Most large companies have an individual or a team on staff that is well versed in cloud security, but that’s not necessarily true of IT security workers on the front lines. They may be masters of a Cisco box and how to configure a GUI, but they have yet to grasp the function of cloud security products that automate and orchestrate defenses as the cloud workload constantly shifts, he says.
These cloud specific security platforms enable the likes of developers and database administrators to define who can access what resources from where using tools that don’t require them to be security experts. But that doesn’t mean there is no longer a role for security experts, he says, just that the role is changing. “Technology simplifies the process, but it’s still a technology,” he says.

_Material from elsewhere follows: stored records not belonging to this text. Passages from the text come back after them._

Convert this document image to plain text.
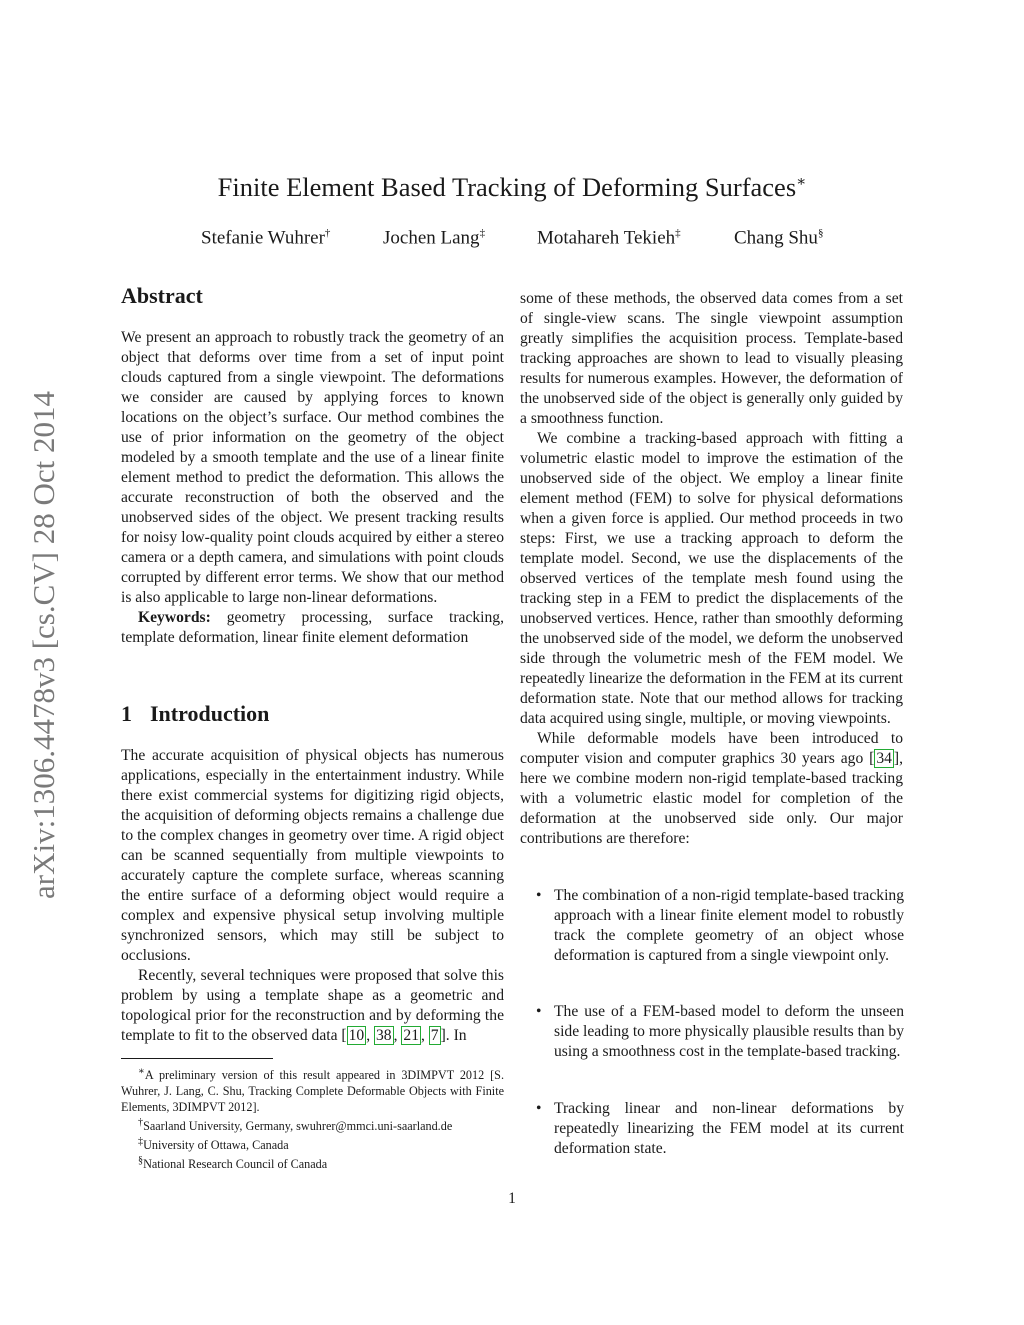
arXiv:1306.4478v3 [cs.CV] 28 Oct 2014
Finite Element Based Tracking of Deforming Surfaces∗
Stefanie Wuhrer†	Jochen Lang‡	Motahareh Tekieh‡	Chang Shu§
Abstract

We present an approach to robustly track the geometry of an object that deforms over time from a set of input point clouds captured from a single viewpoint. The deformations we consider are caused by applying forces to known locations on the object’s surface. Our method combines the use of prior information on the geometry of the object modeled by a smooth template and the use of a linear finite element method to predict the deformation. This allows the accurate reconstruction of both the observed and the unobserved sides of the object. We present tracking results for noisy low-quality point clouds acquired by either a stereo camera or a depth camera, and simulations with point clouds corrupted by different error terms. We show that our method is also applicable to large non-linear deformations.

Keywords: geometry processing, surface tracking, template deformation, linear finite element deformation

1 Introduction

The accurate acquisition of physical objects has numerous applications, especially in the entertainment industry. While there exist commercial systems for digitizing rigid objects, the acquisition of deforming objects remains a challenge due to the complex changes in geometry over time. A rigid object can be scanned sequentially from multiple viewpoints to accurately capture the complete surface, whereas scanning the entire surface of a deforming object would require a complex and expensive physical setup involving multiple synchronized sensors, which may still be subject to occlusions.

Recently, several techniques were proposed that solve this problem by using a template shape as a geometric and topological prior for the reconstruction and by deforming the template to fit to the observed data [ 10 , 38 , 21 , 7 ]. In

∗A preliminary version of this result appeared in 3DIMPVT 2012 [S. Wuhrer, J. Lang, C. Shu, Tracking Complete Deformable Objects with Finite Elements, 3DIMPVT 2012].

†Saarland University, Germany, swuhrer@mmci.uni-saarland.de

‡University of Ottawa, Canada

§National Research Council of Canada

some of these methods, the observed data comes from a set of single-view scans. The single viewpoint assumption greatly simplifies the acquisition process. Template-based tracking approaches are shown to lead to visually pleasing results for numerous examples. However, the deformation of the unobserved side of the object is generally only guided by a smoothness function.

We combine a tracking-based approach with fitting a volumetric elastic model to improve the estimation of the unobserved side of the object. We employ a linear finite element method (FEM) to solve for physical deformations when a given force is applied. Our method proceeds in two steps: First, we use a tracking approach to deform the template model. Second, we use the displacements of the observed vertices of the template mesh found using the tracking step in a FEM to predict the displacements of the unobserved vertices. Hence, rather than smoothly deforming the unobserved side of the model, we deform the unobserved side through the volumetric mesh of the FEM model. We repeatedly linearize the deformation in the FEM at its current deformation state. Note that our method allows for tracking data acquired using single, multiple, or moving viewpoints.

While deformable models have been introduced to computer vision and computer graphics 30 years ago [ 34 ], here we combine modern non-rigid template-based tracking with a volumetric elastic model for completion of the deformation at the unobserved side only. Our major contributions are therefore:

• The combination of a non-rigid template-based tracking approach with a linear finite element model to robustly track the complete geometry of an object whose deformation is captured from a single viewpoint only.
• The use of a FEM-based model to deform the unseen side leading to more physically plausible results than by using a smoothness cost in the template-based tracking.
• Tracking linear and non-linear deformations by repeatedly linearizing the FEM model at its current deformation state.
1
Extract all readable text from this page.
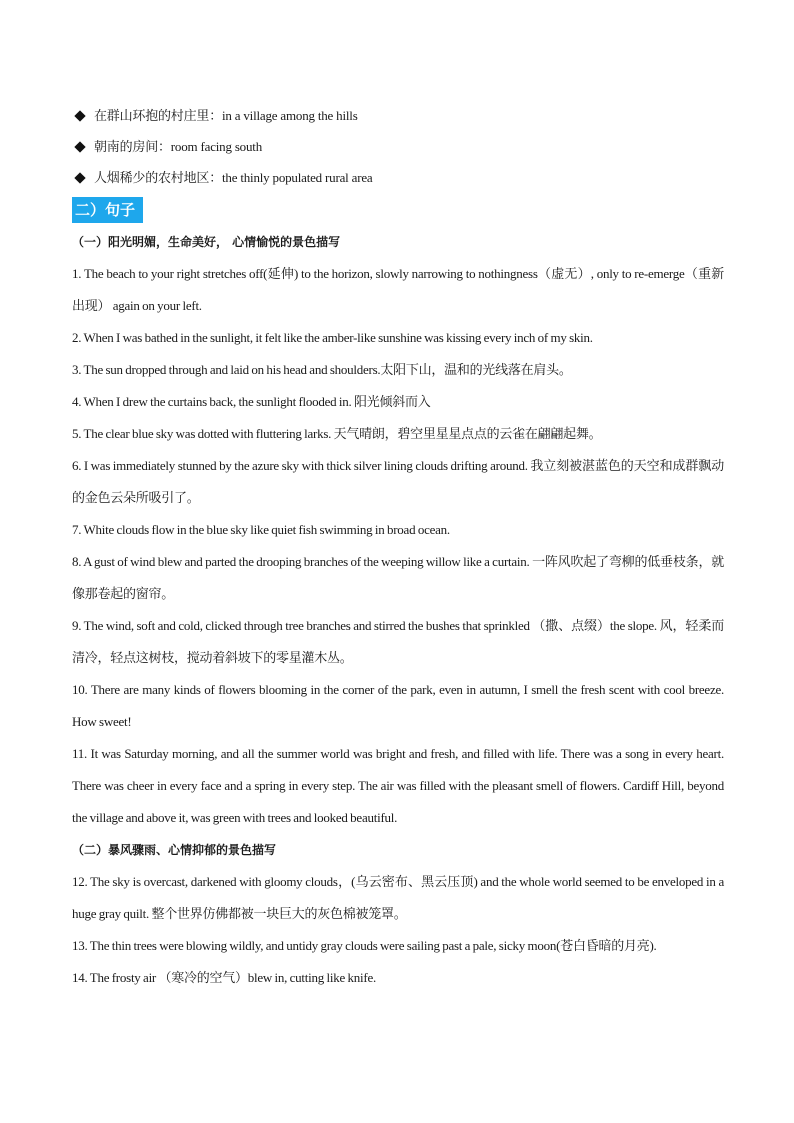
在群山环抱的村庄里：in a village among the hills
朝南的房间：room facing south
人烟稀少的农村地区：the thinly populated rural area
二）句子
（一）阳光明媚，生命美好， 心情愉悦的景色描写
1. The beach to your right stretches off(延伸) to the horizon, slowly narrowing to nothingness（虚无）, only to re-emerge（重新出现） again on your left.
2. When I was bathed in the sunlight, it felt like the amber-like sunshine was kissing every inch of my skin.
3. The sun dropped through and laid on his head and shoulders.太阳下山，温和的光线落在肩头。
4. When I drew the curtains back, the sunlight flooded in. 阳光倾斜而入
5. The clear blue sky was dotted with fluttering larks. 天气晴朗，碧空里星星点点的云雀在翩翩起舞。
6. I was immediately stunned by the azure sky with thick silver lining clouds drifting around. 我立刻被湛蓝色的天空和成群飘动的金色云朵所吸引了。
7. White clouds flow in the blue sky like quiet fish swimming in broad ocean.
8. A gust of wind blew and parted the drooping branches of the weeping willow like a curtain. 一阵风吹起了弯柳的低垂枝条，就像那卷起的窗帘。
9. The wind, soft and cold, clicked through tree branches and stirred the bushes that sprinkled （撒、点缀）the slope. 风，轻柔而清冷，轻点这树枝，搅动着斜坡下的零星灌木丛。
10. There are many kinds of flowers blooming in the corner of the park, even in autumn, I smell the fresh scent with cool breeze. How sweet!
11. It was Saturday morning, and all the summer world was bright and fresh, and filled with life. There was a song in every heart. There was cheer in every face and a spring in every step. The air was filled with the pleasant smell of flowers. Cardiff Hill, beyond the village and above it, was green with trees and looked beautiful.
（二）暴风骤雨、心情抑郁的景色描写
12. The sky is overcast, darkened with gloomy clouds，(乌云密布、黑云压顶) and the whole world seemed to be enveloped in a huge gray quilt. 整个世界仿佛都被一块巨大的灰色棉被笼罩。
13. The thin trees were blowing wildly, and untidy gray clouds were sailing past a pale, sicky moon(苍白昏暗的月亮).
14. The frosty air （寒冷的空气）blew in, cutting like knife.
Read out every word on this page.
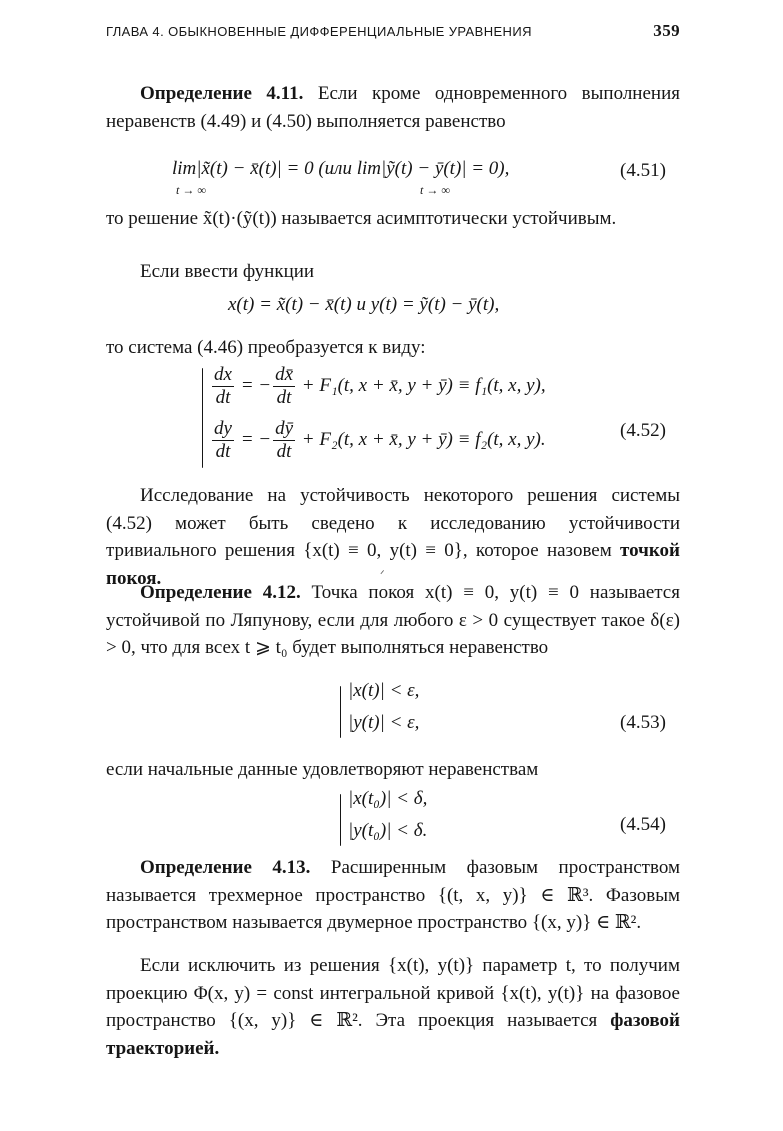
ГЛАВА 4. ОБЫКНОВЕННЫЕ ДИФФЕРЕНЦИАЛЬНЫЕ УРАВНЕНИЯ	359
Определение 4.11. Если кроме одновременного выполнения неравенств (4.49) и (4.50) выполняется равенство
lim|x̃(t) − x̄(t)| = 0 (или lim|ỹ(t) − ȳ(t)| = 0),
t → ∞	t → ∞
(4.51)
то решение x̃(t)·(ỹ(t)) называется асимптотически устойчивым.
Если ввести функции
x(t) = x̃(t) − x̄(t) и y(t) = ỹ(t) − ȳ(t),
то система (4.46) преобразуется к виду:
$\frac{dx}{dt}$ = − $\frac{dx̄}{dt} + F_1(t$, x + x̄, y + ȳ) ≡ f₁(t, x, y),
$\frac{dy}{dt}$ = − $\frac{dȳ}{dt} + F_2(t$, x + x̄, y + ȳ) ≡ f₂(t, x, y).	(4.52)
Исследование на устойчивость некоторого решения системы (4.52) может быть сведено к исследованию устойчивости тривиального решения {x(t) ≡ 0, y(t) ≡ 0}, которое назовем точкой покоя.	ᐟ
Определение 4.12. Точка покоя x(t) ≡ 0, y(t) ≡ 0 называется устойчивой по Ляпунову, если для любого ε > 0 существует такое δ(ε) > 0, что для всех t ⩾ t₀ будет выполняться неравенство
|x(t)| < ε,
|y(t)| < ε,	(4.53)
если начальные данные удовлетворяют неравенствам
|x(t₀)| < δ,
|y(t₀)| < δ.	(4.54)
Определение 4.13. Расширенным фазовым пространством называется трехмерное пространство {(t, x, y)} ∈ ℝ³. Фазовым пространством называется двумерное пространство {(x, y)} ∈ ℝ².
Если исключить из решения {x(t), y(t)} параметр t, то получим проекцию Φ(x, y) = const интегральной кривой {x(t), y(t)} на фазовое пространство {(x, y)} ∈ ℝ². Эта проекция называется фазовой траекторией.
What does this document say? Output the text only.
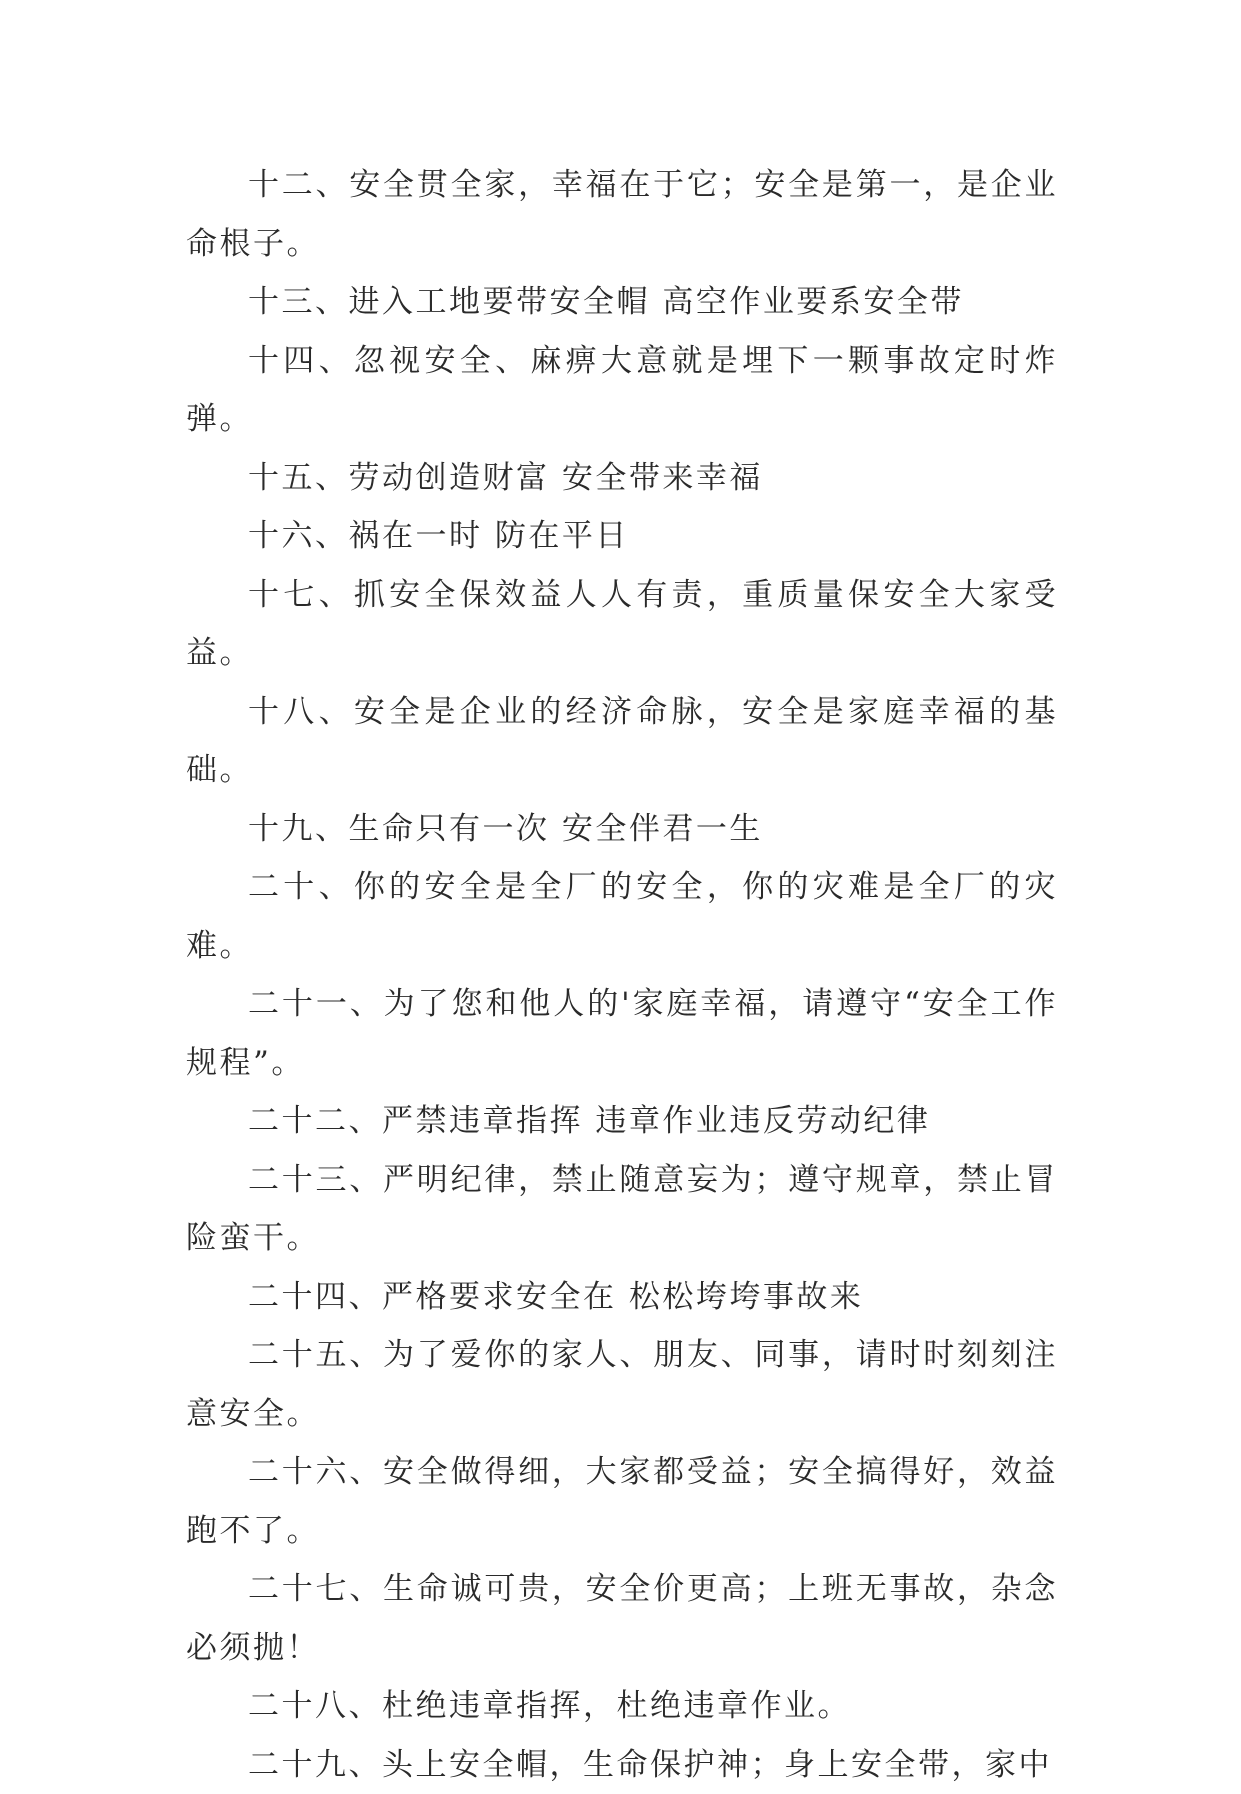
十二、安全贯全家，幸福在于它；安全是第一，是企业命根子。

十三、进入工地要带安全帽 高空作业要系安全带

十四、忽视安全、麻痹大意就是埋下一颗事故定时炸弹。

十五、劳动创造财富 安全带来幸福

十六、祸在一时 防在平日

十七、抓安全保效益人人有责，重质量保安全大家受益。

十八、安全是企业的经济命脉，安全是家庭幸福的基础。

十九、生命只有一次 安全伴君一生

二十、你的安全是全厂的安全，你的灾难是全厂的灾难。

二十一、为了您和他人的'家庭幸福，请遵守“安全工作规程”。

二十二、严禁违章指挥 违章作业违反劳动纪律

二十三、严明纪律，禁止随意妄为；遵守规章，禁止冒险蛮干。

二十四、严格要求安全在 松松垮垮事故来

二十五、为了爱你的家人、朋友、同事，请时时刻刻注意安全。

二十六、安全做得细，大家都受益；安全搞得好，效益跑不了。

二十七、生命诚可贵，安全价更高；上班无事故，杂念必须抛！

二十八、杜绝违章指挥，杜绝违章作业。

二十九、头上安全帽，生命保护神；身上安全带，家中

Security needs change from environment to environment, and that’s where the security pros come in, but they have to keep their skills current. “The majority of traditional IT people are very naïve and uninformed” about the challenges of cloud security, he says.
Customers fall into two camps, those that have a top-down cloud-first directive that’s pushing to make a rapid transition to public cloud services, and those who are also moving to the cloud but slowly. “We’re the ones that help them to put their toes in the water and see that it’s not too cold,” he says.
The learning curve entails realizing that using the cloud to give developers more flexibility setting up servers on their own also means letting them control access to the new resource and deciding who can access what from where without being a security expert.
The main thrust behind Check Point’s security architecture as well as many of its competitors is to provide visibility into cloud assets, learn about changes and automatically impose security without slowing down the process of setting up new cloud workloads.
Greenberg says Check Point has 80 people dedicated to this education effort. “We are investing heavily in this direction,” he says. “Cloud is the number one emerging area.”